Chicken Legs
Chicken Legs
Judges 16:4
After this he loved a woman in the Valley of Sorek, whose name was Delilah.
Samson’s a lover, not a fighter. He might pack the hardest punch in the history of boxing, but he’s got the weakest knees, and the weakest ankles, and all it takes is a pair of long, batting eyelashes from a charming woman to knock him out in nearly every round.
There’s an eerie predictability to the trajectory of Samson’s liaison with Delilah, isn’t there? It takes our minds back a couple of decades earlier to when Samson dated that first Philistine girl, fell in love with her, and demanded that his parents accommodate their wedding. At least back then he maintained some semblance of virtue in the affair. At least he went through a formal wedding ceremony with both sets of parents, rather than just taking the girl as a mistress. At least he seemed partially desirous of obeying God’s established covenantal bounds for sexual activity, despite the looming problems such an unequal yoke posed.

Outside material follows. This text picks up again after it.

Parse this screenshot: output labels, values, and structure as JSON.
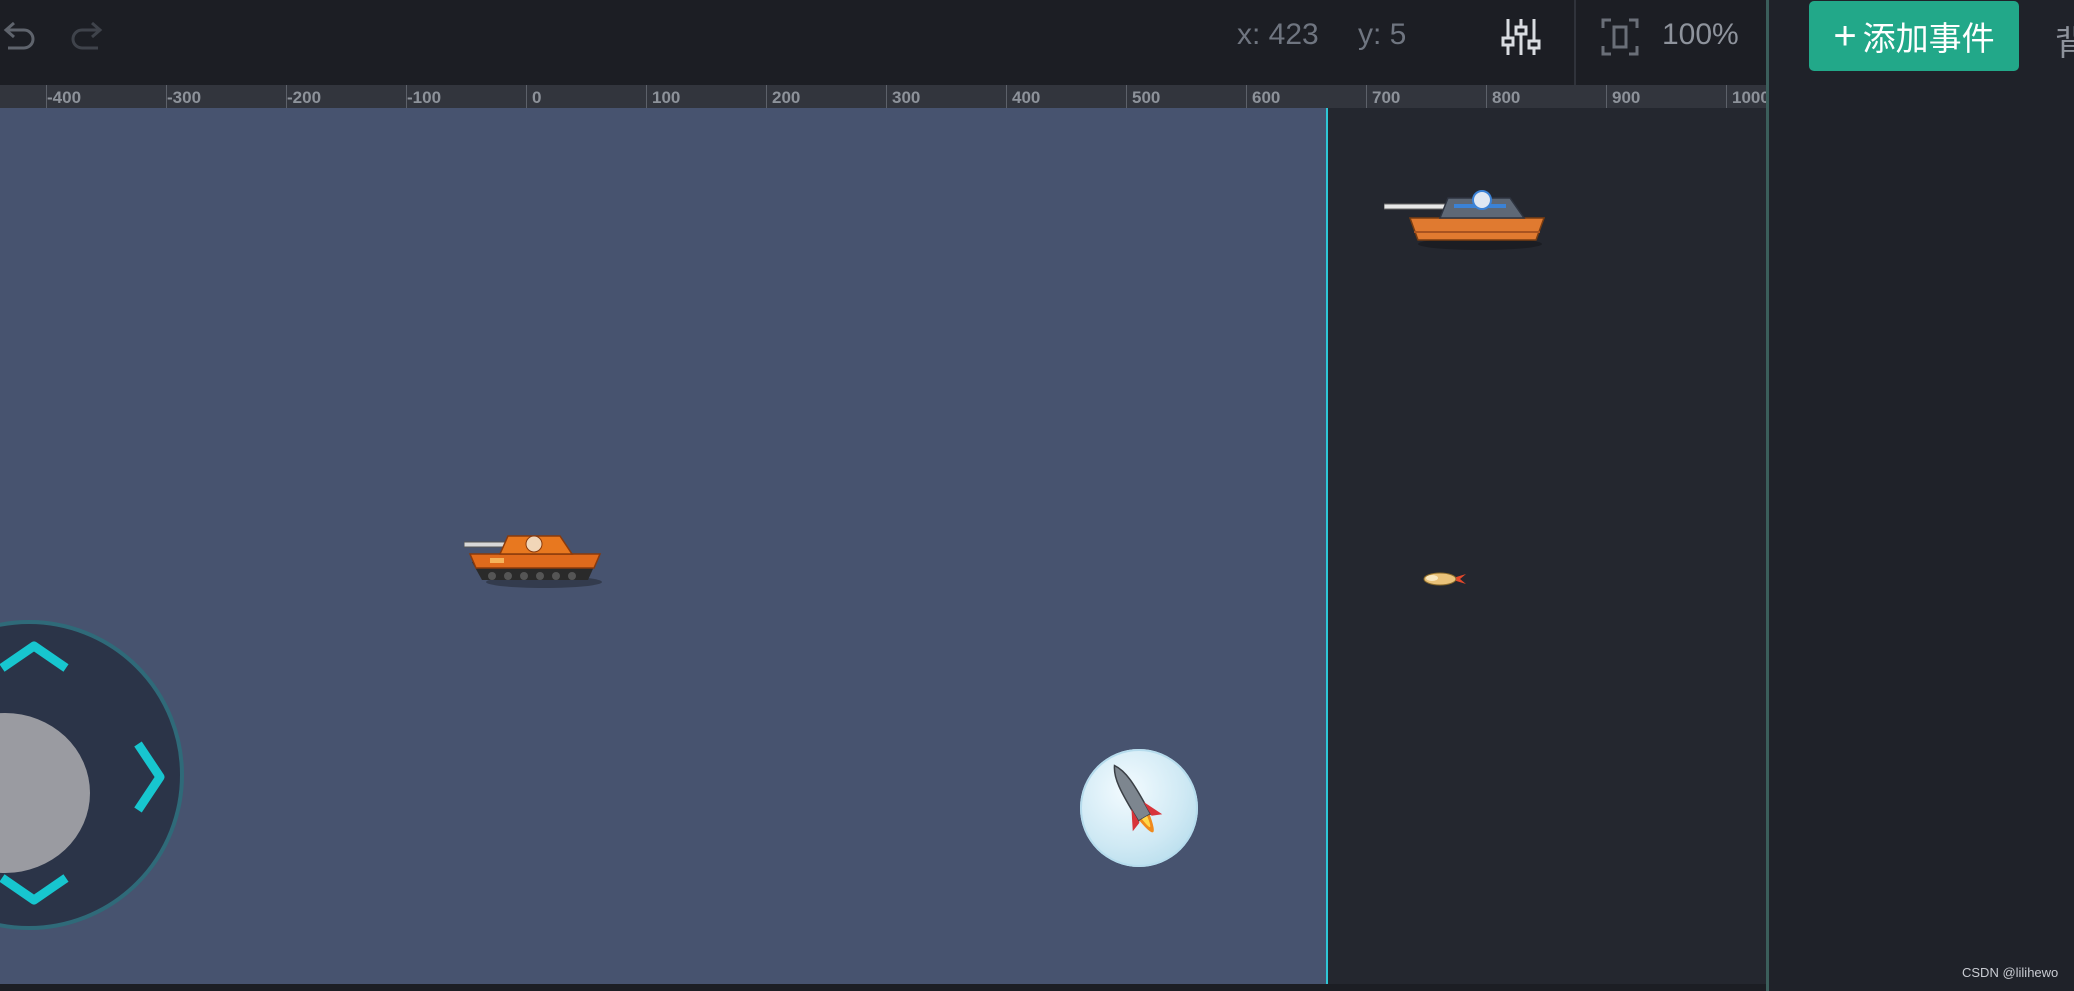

But as soon as that marriage went up in flames, it’s as if Samson’s façade of purity went with it. Though the Bible doesn’t tell us what his love life looked like during his twenty-year tenure as Israel’s judge, it’s safe to gather from Judges 16 that he’s either reverting back to those youthful debaucheries or just continuing on in an unbroken train of promiscuity.
“After this,” Judges 16:4 begins, which means that after the recent lapse in judgement that led him into a one-night-stand with a prostitute in Gaza and then to a midnight escape from an enemy ambush, he’s learned literally nothing. How can he still be looking for another idolatrous woman in Philistia after all he’s been through? Can’t he finally just settle down with a godly Jewish woman, start a family, and live a normal life? Nope—he’s right back where he left off. Back behind enemy lines, back in the same shadows, looking for another pair of pretty pagan eyes to tickle his fancy. At this point in his life of faith, he’s a caricature of strength. He might have the jaw of a donkey, but he’s got the legs of a chicken.
Friend, this month, don’t descend back into those shadowy valleys of Sorek to follow the lures that crippled your past. Let the light of Christ lead you to higher heights.